Pre-registration is a commitment to a specific study plan that documents the hypotheses being tested, the data collection methodology and how the analysis will be carried out. Plans are typically shared publicly on platforms such as the AEA RCT Registry, although they can also be held in locked private repositories.
21.1 Why pre-register?
Pre-registration helps preserve the validity of statistical analysis. Suppose we test an intervention that truly has no effect. Natural variation means that some draws of the data will appear consistent with our hypothesised effect. Statistical significance gives the probability of observing data as extreme as the observed data under the null hypothesis of no effect (the p-value). Researchers conventionally treat p < 0.05 as “significant”, which still allows false positives about 5 % of the time.
A problem emerges when researchers try many analytical approaches (excluding data points, changing tests, altering outcomes of interest). Doing so inflates the chance of finding a “significant” result, so the nominal p-value is no longer the probability of the data given the null hypothesis, but the probability of the data given the null hypothesis and the sequence of analytical choices.
Pre-registration constrains researchers from making these after-the-fact decisions. Stating the planned analysis up front prevents post hoc choices that inflate the false-positive rate and allows us to take the p-value at face value.
21.1.1 Publication bias
To take a p-value at face value, we also need visibility over the full universe of experiments.

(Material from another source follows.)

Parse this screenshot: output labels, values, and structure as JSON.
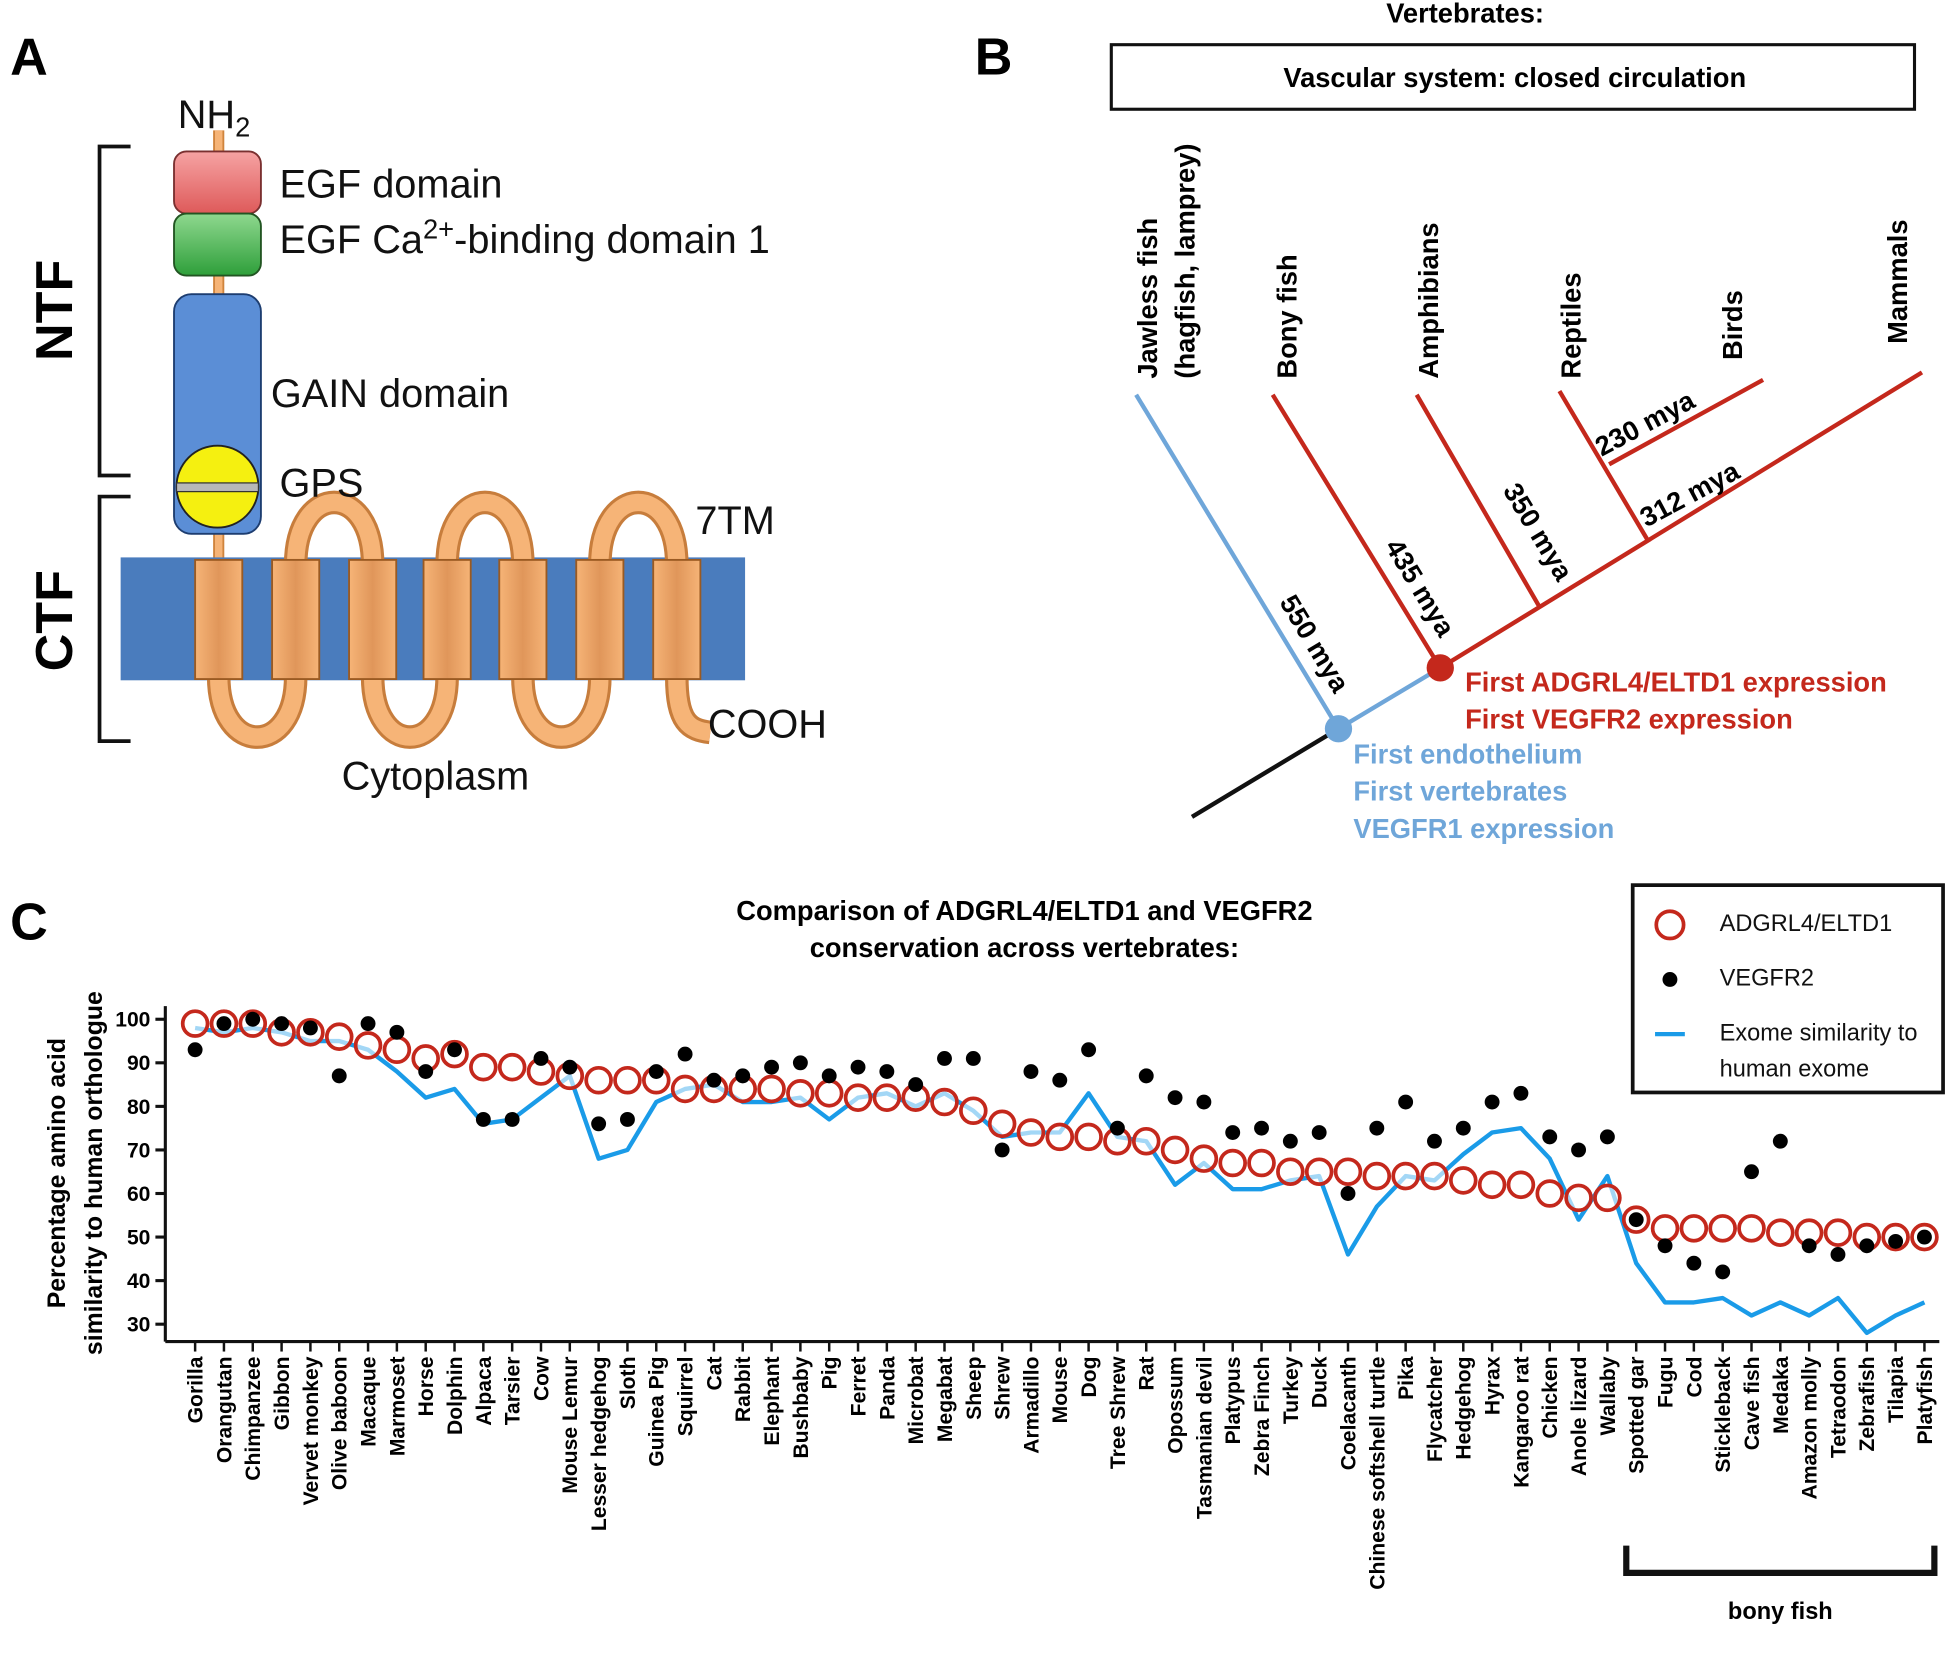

If 20 researchers test a null effect, chance alone means one of them is likely to find a significant result. If only that result is published, we may incorrectly believe there is an effect.
Pre-registration allows researchers to see the full spectrum of work that has been conducted, even when studies remain unpublished. Knowing the size of the “file drawer” helps us understand whether the published results represent all the research. Ideally, all studies would be published regardless of novelty, effect size or statistical significance; pre-registration and later lodgement of results move us closer to that goal.
21.2 Examples
21.2.1 Example 1
In 2019, students in Leif Nelson and Don Moore’s PhD seminar (Counts, 2019) selected papers on how scarcity shifts attention and impedes cognitive function for replication. They lodged their pre-analysis plans on OSF, the platform developed by the Center for Open Science.
The plan for one of the papers is available here. It is a simple plan for a simple experiment but illustrates the required components. (They also used AsPredicted for the pre-registration.) The final publication that emerged from this replication exercise is (O’Donnell and Others, 2021).
21.2.2 Example 2
(Kristal et al., 2020) conducted a high-powered replication of the honesty priming experiment reported in (Shu et al., 2012). The experiment was pre-registered on OSF, providing the full plan for the replication.